Such an one, hard-worked for more than five-sixths of the year, may, if he will, press into the short remainder left to him for a holiday as much both of profit and of pleasure as it is possible to conceive. He goes, sketch-book in hand, with some ancient town or thrice noble cathedral set before him as his goal; and, passing along smiling valleys, or over noble mountains, drinks in all that he sees, not the less gratefully or delightedly in that he views it as the preface only to his more intense enjoyment in the study and pursuit of his own well-beloved art.
If such be my case—and such it is—wonder not, gentle reader, that I desire to shew how much enjoyment may be snatched from time in little more than one short month, nor that I am anxious to put on paper the thoughts that have been uppermost in my mind as I travelled, and looked at and drew the old builders’ works in the north of Italy, the more as they seem to bear with much force upon questions debated with more and more eagerness and anxiety every day, by very many of those who take the most lively interest in the progress of Christian art.

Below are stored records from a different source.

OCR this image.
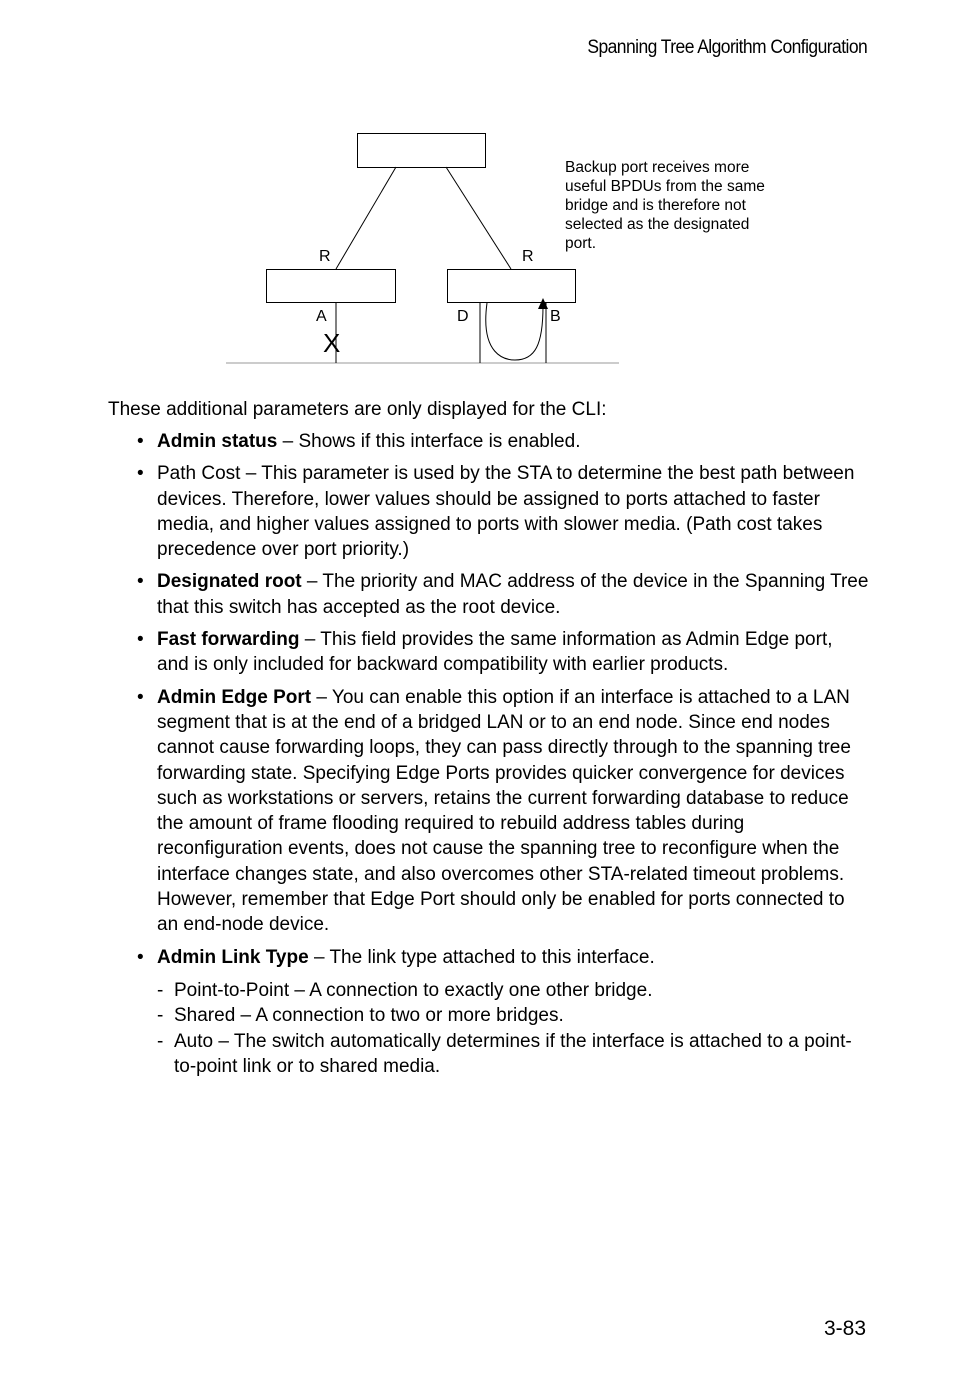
Spanning Tree Algorithm Configuration
R	R
A	D	B
X
Backup port receives more useful BPDUs from the same bridge and is therefore not selected as the designated port.
These additional parameters are only displayed for the CLI:
• Admin status – Shows if this interface is enabled.
• Path Cost – This parameter is used by the STA to determine the best path between devices. Therefore, lower values should be assigned to ports attached to faster media, and higher values assigned to ports with slower media. (Path cost takes precedence over port priority.)
• Designated root – The priority and MAC address of the device in the Spanning Tree that this switch has accepted as the root device.
• Fast forwarding – This field provides the same information as Admin Edge port, and is only included for backward compatibility with earlier products.
• Admin Edge Port – You can enable this option if an interface is attached to a LAN segment that is at the end of a bridged LAN or to an end node. Since end nodes cannot cause forwarding loops, they can pass directly through to the spanning tree forwarding state. Specifying Edge Ports provides quicker convergence for devices such as workstations or servers, retains the current forwarding database to reduce the amount of frame flooding required to rebuild address tables during reconfiguration events, does not cause the spanning tree to reconfigure when the interface changes state, and also overcomes other STA-related timeout problems. However, remember that Edge Port should only be enabled for ports connected to an end-node device.
• Admin Link Type – The link type attached to this interface.
- Point-to-Point – A connection to exactly one other bridge.
- Shared – A connection to two or more bridges.
- Auto – The switch automatically determines if the interface is attached to a point-to-point link or to shared media.
3-83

In past years I had travelled—rapidly, it is true, but not without learning much, very much, of what was useful—by the noble cities of Belgium, up the church-besprinkled banks of the fair Rhine, over the plains of Bavaria, and through much that was most noble and interesting in different parts of France and Germany; I had dreamt of old times and old men in the antique streets of Bruges and Nuremberg, and under the shade of the still more ancient walls of Regensburg, in the solemn naves of Amiens, of Köln, of Freiburg, of Strasburg and Chartres, and of many more most noble piles; I had paced the ruins of old abbeys, and studied, so far as I could, in all of them the science and the art of my forefathers; but so far all my time had been devoted to the study of Northern art, and I had found no time and no opportunity for the study of that modification of the pointed style which distinguishes the cities and the churches of the north of Italy. No wonder then that, with a prospect at last of a first sight of Italy and Italian architecture before me, I looked forward long and anxiously for the end of summer, for that happy autumn which brings ease and relaxation to so many a wearied heart; and that when at last, at the latter end of August, I found myself absolutely on my way, I was in no common degree disposed for the thorough enjoyment of all that I met with.

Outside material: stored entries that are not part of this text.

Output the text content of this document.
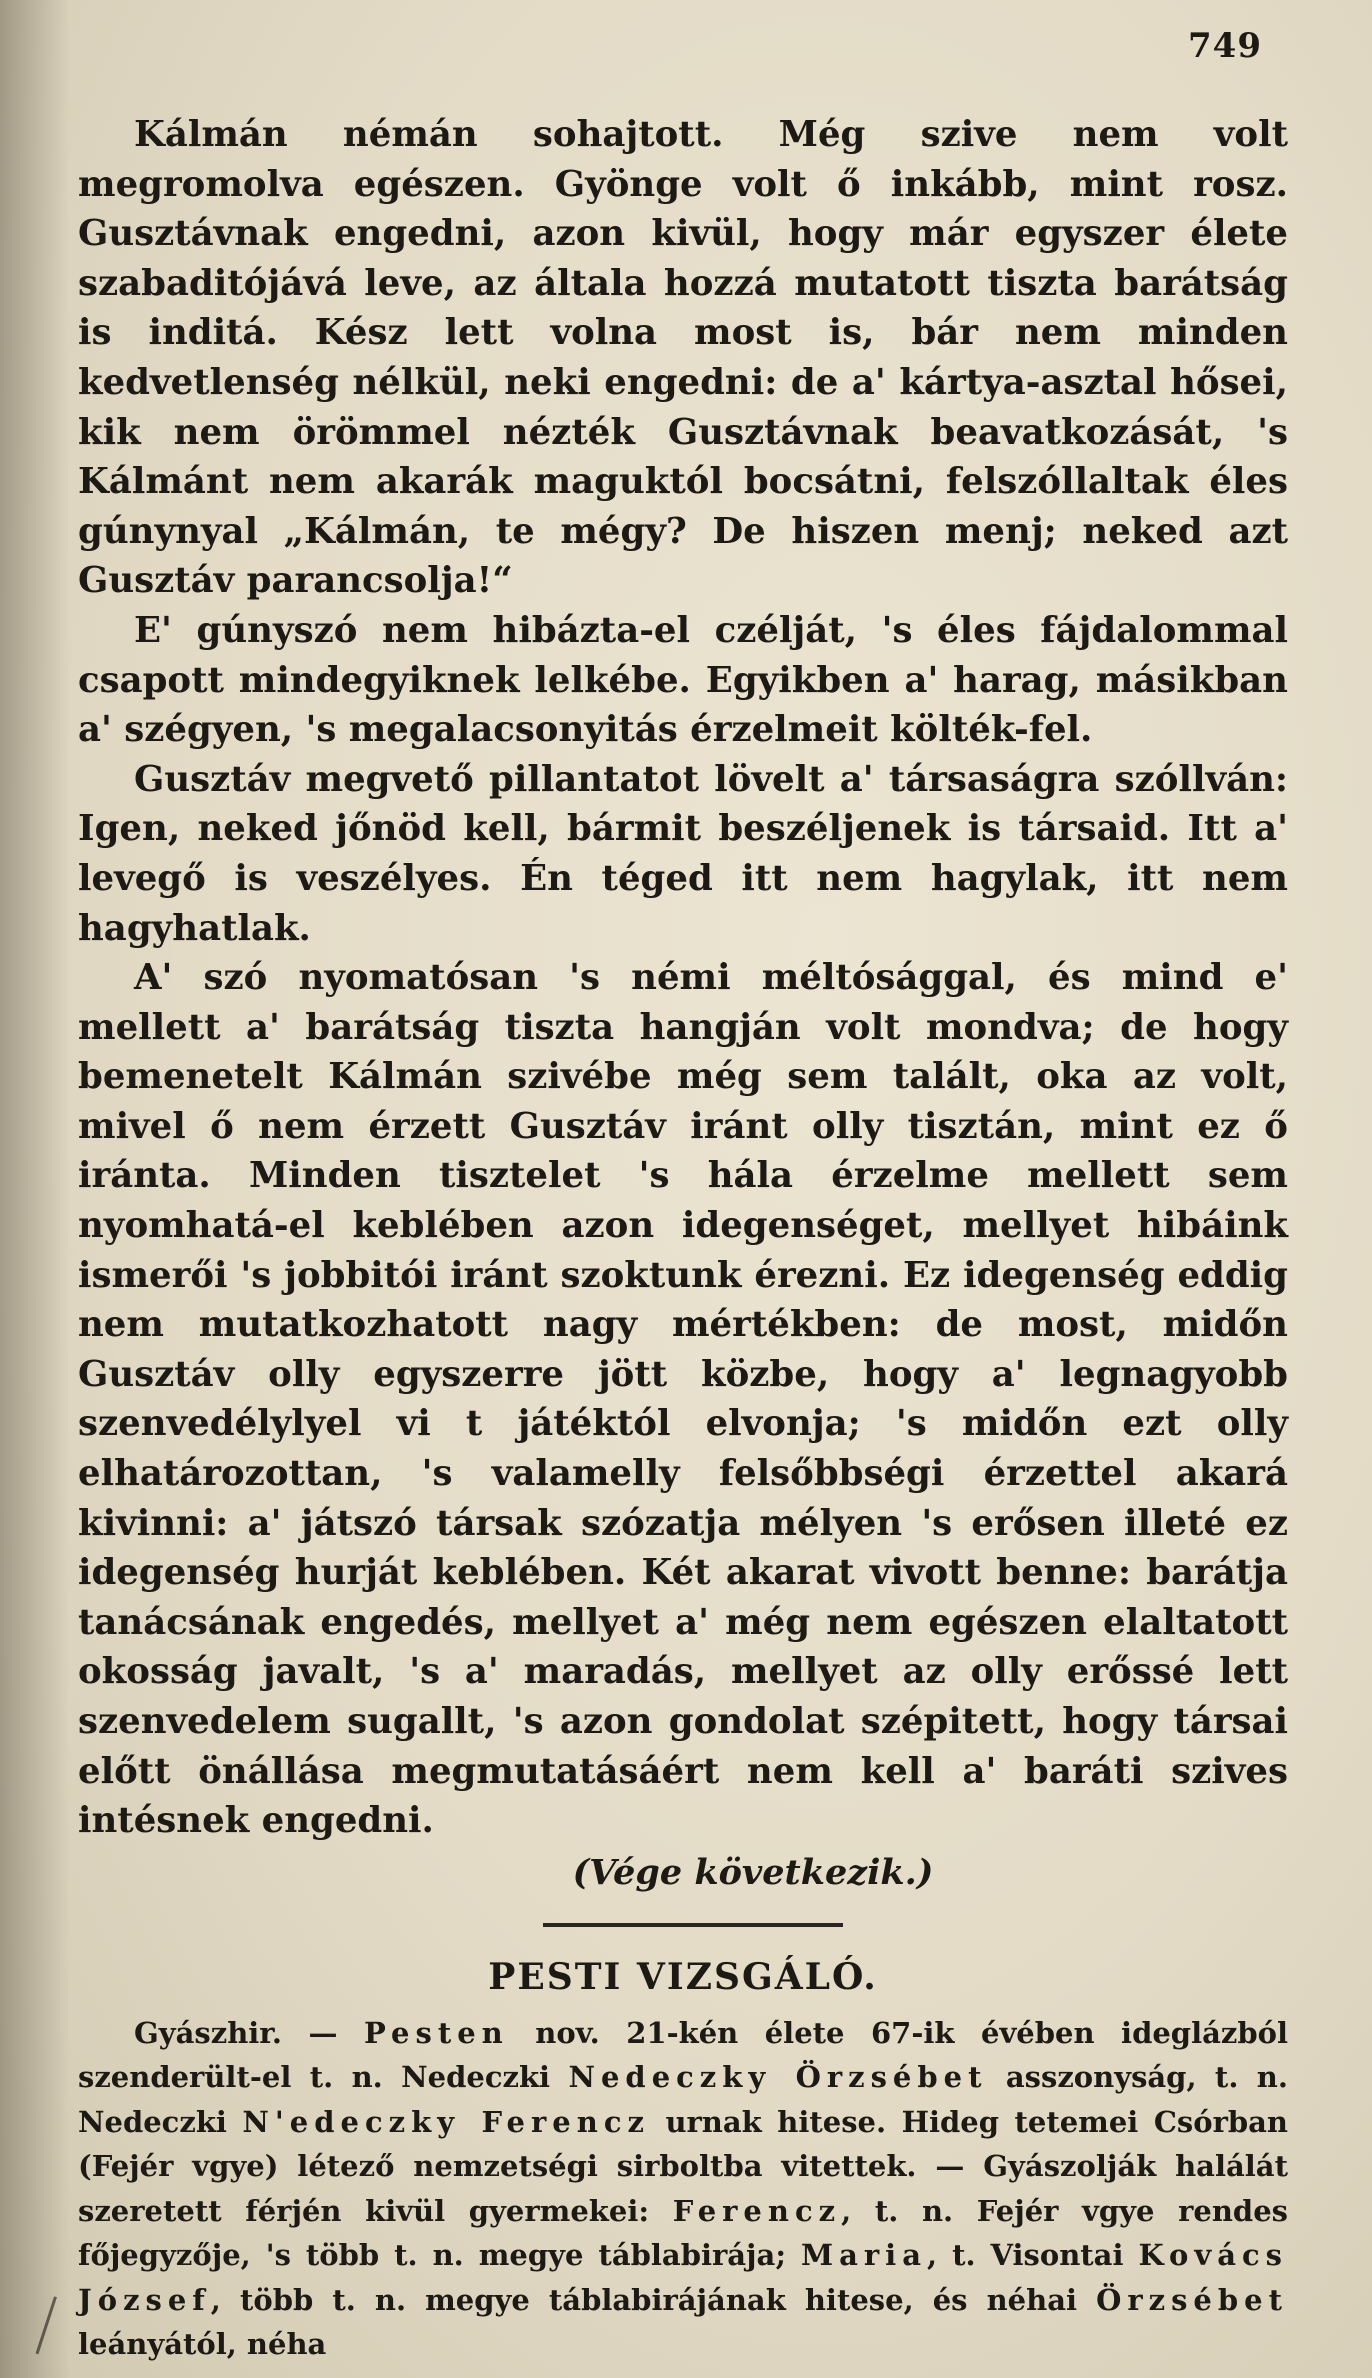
749

Kálmán némán sohajtott. Még szive nem volt megromolva egészen. Gyönge volt ő inkább, mint rosz. Gusztávnak engedni, azon kivül, hogy már egyszer élete szabaditójává leve, az általa hozzá mutatott tiszta barátság is inditá. Kész lett volna most is, bár nem minden kedvetlenség nélkül, neki engedni: de a' kártya-asztal hősei, kik nem örömmel nézték Gusztávnak beavatkozását, 's Kálmánt nem akarák maguktól bocsátni, felszóllaltak éles gúnynyal „Kálmán, te mégy? De hiszen menj; neked azt Gusztáv parancsolja!“

E' gúnyszó nem hibázta-el czélját, 's éles fájdalommal csapott mindegyiknek lelkébe. Egyikben a' harag, másikban a' szégyen, 's megalacsonyitás érzelmeit költék-fel.

Gusztáv megvető pillantatot lövelt a' társaságra szóllván: Igen, neked jőnöd kell, bármit beszéljenek is társaid. Itt a' levegő is veszélyes. Én téged itt nem hagylak, itt nem hagyhatlak.

A' szó nyomatósan 's némi méltósággal, és mind e' mellett a' barátság tiszta hangján volt mondva; de hogy bemenetelt Kálmán szivébe még sem talált, oka az volt, mivel ő nem érzett Gusztáv iránt olly tisztán, mint ez ő iránta. Minden tisztelet 's hála érzelme mellett sem nyomhatá-el keblében azon idegenséget, mellyet hibáink ismerői 's jobbitói iránt szoktunk érezni. Ez idegenség eddig nem mutatkozhatott nagy mértékben: de most, midőn Gusztáv olly egyszerre jött közbe, hogy a' legnagyobb szenvedélylyel vi t játéktól elvonja; 's midőn ezt olly elhatározottan, 's valamelly felsőbbségi érzettel akará kivinni: a' játszó társak szózatja mélyen 's erősen illeté ez idegenség hurját keblében. Két akarat vivott benne: barátja tanácsának engedés, mellyet a' még nem egészen elaltatott okosság javalt, 's a' maradás, mellyet az olly erőssé lett szenvedelem sugallt, 's azon gondolat szépitett, hogy társai előtt önállása megmutatásáért nem kell a' baráti szives intésnek engedni.

(Vége következik.)
PESTI VIZSGÁLÓ.

Gyászhir. — Pesten nov. 21-kén élete 67-ik évében ideglázból szenderült-el t. n. Nedeczki Nedeczky Örzsébet asszonyság, t. n. Nedeczki N'edeczky Ferencz urnak hitese. Hideg tetemei Csórban (Fejér vgye) létező nemzetségi sirboltba vitettek. — Gyászolják halálát szeretett férjén kivül gyermekei: Ferencz, t. n. Fejér vgye rendes főjegyzője, 's több t. n. megye táblabirája; Maria, t. Visontai Kovács József, több t. n. megye táblabirájának hitese, és néhai Örzsébet leányától, néha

It is well here to observe, by the way, that there is much in the present position of architects and the world which may give to these few remarks upon the pointed architecture of the north of Italy—slight and sketchy though they may be—a degree of value beyond what they would have had only a short time since.

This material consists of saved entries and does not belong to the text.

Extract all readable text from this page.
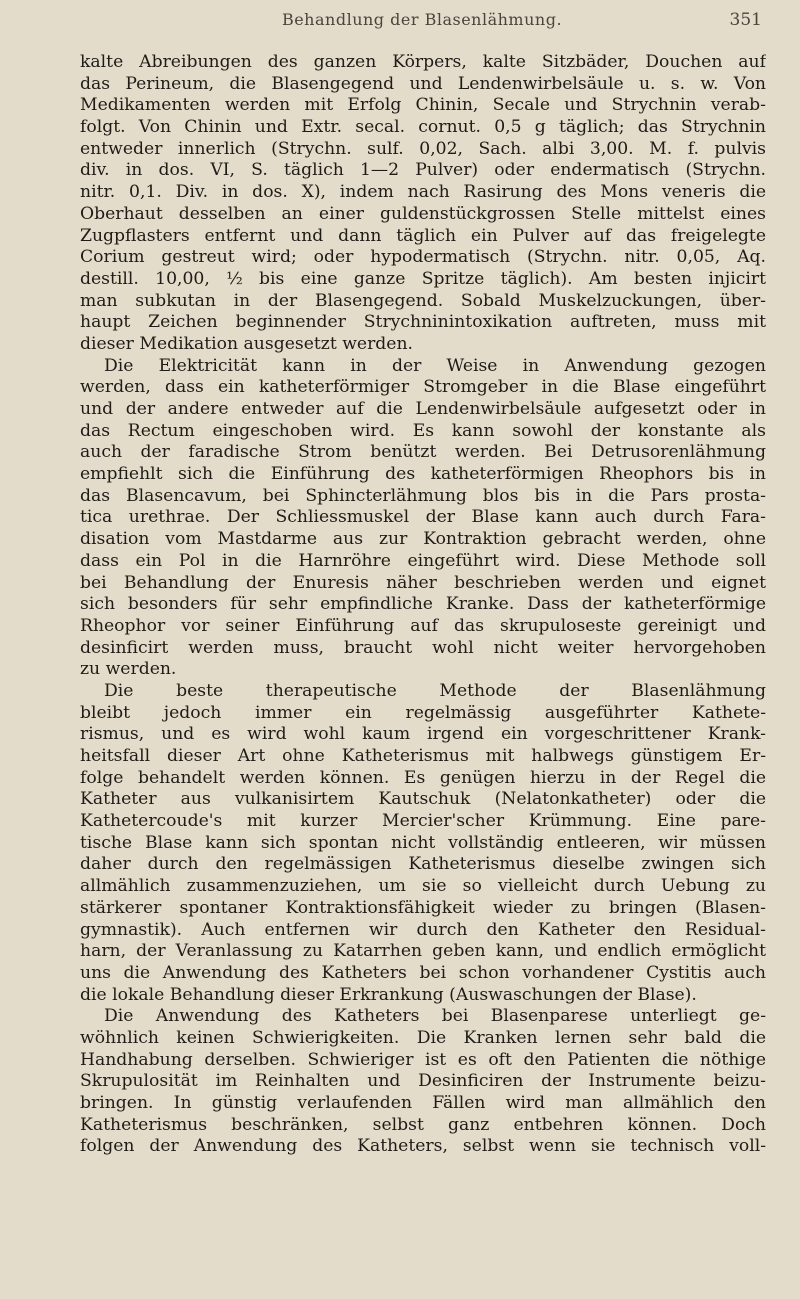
Behandlung der Blasenlähmung.	351
kalte Abreibungen des ganzen Körpers, kalte Sitzbäder, Douchen auf
das Perineum, die Blasengegend und Lendenwirbelsäule u. s. w. Von
Medikamenten werden mit Erfolg Chinin, Secale und Strychnin verab-
folgt. Von Chinin und Extr. secal. cornut. 0,5 g täglich; das Strychnin
entweder innerlich (Strychn. sulf. 0,02, Sach. albi 3,00. M. f. pulvis
div. in dos. VI, S. täglich 1—2 Pulver) oder endermatisch (Strychn.
nitr. 0,1. Div. in dos. X), indem nach Rasirung des Mons veneris die
Oberhaut desselben an einer guldenstückgrossen Stelle mittelst eines
Zugpflasters entfernt und dann täglich ein Pulver auf das freigelegte
Corium gestreut wird; oder hypodermatisch (Strychn. nitr. 0,05, Aq.
destill. 10,00, ½ bis eine ganze Spritze täglich). Am besten injicirt
man subkutan in der Blasengegend. Sobald Muskelzuckungen, über-
haupt Zeichen beginnender Strychninintoxikation auftreten, muss mit
dieser Medikation ausgesetzt werden.
Die Elektricität kann in der Weise in Anwendung gezogen
werden, dass ein katheterförmiger Stromgeber in die Blase eingeführt
und der andere entweder auf die Lendenwirbelsäule aufgesetzt oder in
das Rectum eingeschoben wird. Es kann sowohl der konstante als
auch der faradische Strom benützt werden. Bei Detrusorenlähmung
empfiehlt sich die Einführung des katheterförmigen Rheophors bis in
das Blasencavum, bei Sphincterlähmung blos bis in die Pars prosta-
tica urethrae. Der Schliessmuskel der Blase kann auch durch Fara-
disation vom Mastdarme aus zur Kontraktion gebracht werden, ohne
dass ein Pol in die Harnröhre eingeführt wird. Diese Methode soll
bei Behandlung der Enuresis näher beschrieben werden und eignet
sich besonders für sehr empfindliche Kranke. Dass der katheterförmige
Rheophor vor seiner Einführung auf das skrupuloseste gereinigt und
desinficirt werden muss, braucht wohl nicht weiter hervorgehoben
zu werden.
Die beste therapeutische Methode der Blasenlähmung
bleibt jedoch immer ein regelmässig ausgeführter Kathete-
rismus, und es wird wohl kaum irgend ein vorgeschrittener Krank-
heitsfall dieser Art ohne Katheterismus mit halbwegs günstigem Er-
folge behandelt werden können. Es genügen hierzu in der Regel die
Katheter aus vulkanisirtem Kautschuk (Nelatonkatheter) oder die
Kathetercoude's mit kurzer Mercier'scher Krümmung. Eine pare-
tische Blase kann sich spontan nicht vollständig entleeren, wir müssen
daher durch den regelmässigen Katheterismus dieselbe zwingen sich
allmählich zusammenzuziehen, um sie so vielleicht durch Uebung zu
stärkerer spontaner Kontraktionsfähigkeit wieder zu bringen (Blasen-
gymnastik). Auch entfernen wir durch den Katheter den Residual-
harn, der Veranlassung zu Katarrhen geben kann, und endlich ermöglicht
uns die Anwendung des Katheters bei schon vorhandener Cystitis auch
die lokale Behandlung dieser Erkrankung (Auswaschungen der Blase).
Die Anwendung des Katheters bei Blasenparese unterliegt ge-
wöhnlich keinen Schwierigkeiten. Die Kranken lernen sehr bald die
Handhabung derselben. Schwieriger ist es oft den Patienten die nöthige
Skrupulosität im Reinhalten und Desinficiren der Instrumente beizu-
bringen. In günstig verlaufenden Fällen wird man allmählich den
Katheterismus beschränken, selbst ganz entbehren können. Doch
folgen der Anwendung des Katheters, selbst wenn sie technisch voll-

It is impossible not to feel that the great and general interest in art, created by the revival of true principles within the last few years, is a subject of the greatest congratulation to all true artists. It is not only in architecture, but happily in painting also, that first principles are now studied with some determination by men who command the respect of a world educated hitherto to admire and believe in the falsest and weakest schools of art. It was, therefore, with the desire to see how far these first principles were worked out by the architects of the Middle Ages in Italy, how far moreover they were developed in directions unattempted by their brethren in the North, and how far they have succeeded in leaving us really noble works for our study and admiration, that I undertook my journey.
Let me say, too, at the same time, that I started without either the intention or the desire to examine at all carefully the works of the Renaissance architects. For this there were many reasons—among others my own unfitness by predilection and education for the task, the shortness of my time, and the fact that, as it appears to me, their works have already received as much both in the way of illustration and of description as they deserve.
I should wish also, I must confess, in all my studies of foreign architecture, to confine myself to those buildings in which there appear to me to be the germs at least of an art true and beautiful in itself, and of service to us in our attempts to improve our own work. It does not appear to me that the works of the Italian Renaissance architects really contain this. I see no reason whatever for doubting that if we wish for a purer school of art we must either entirely forget their works, or remember them so far only as to take warning by their faults and failures. I see no reason for allowing that they have succeeded in carrying out true principles, either of construction or ornamentation, to any greater extent than their imitators in England. The same falseness of construction, and heaviness, coarseness, and bad grotesqueness of ornamentation, seem ever to attend their works, together with the same contempt of simplicity, repose, and delicacy which we are so accustomed to connect with them. In short, I see but little reason to differ from the estimate which Mr. Ruskin has given of their merits in the ‘Stones of Venice,’ and what he has so well said I need not attempt to enlarge upon.
My own feeling is, that as in the pointed arch we have not only the most beautiful, but at the same time incomparably the most convenient feature in construction which has ever been, or which, I firmly believe, ever can be invented, we should not be true artists if we neglected to use it.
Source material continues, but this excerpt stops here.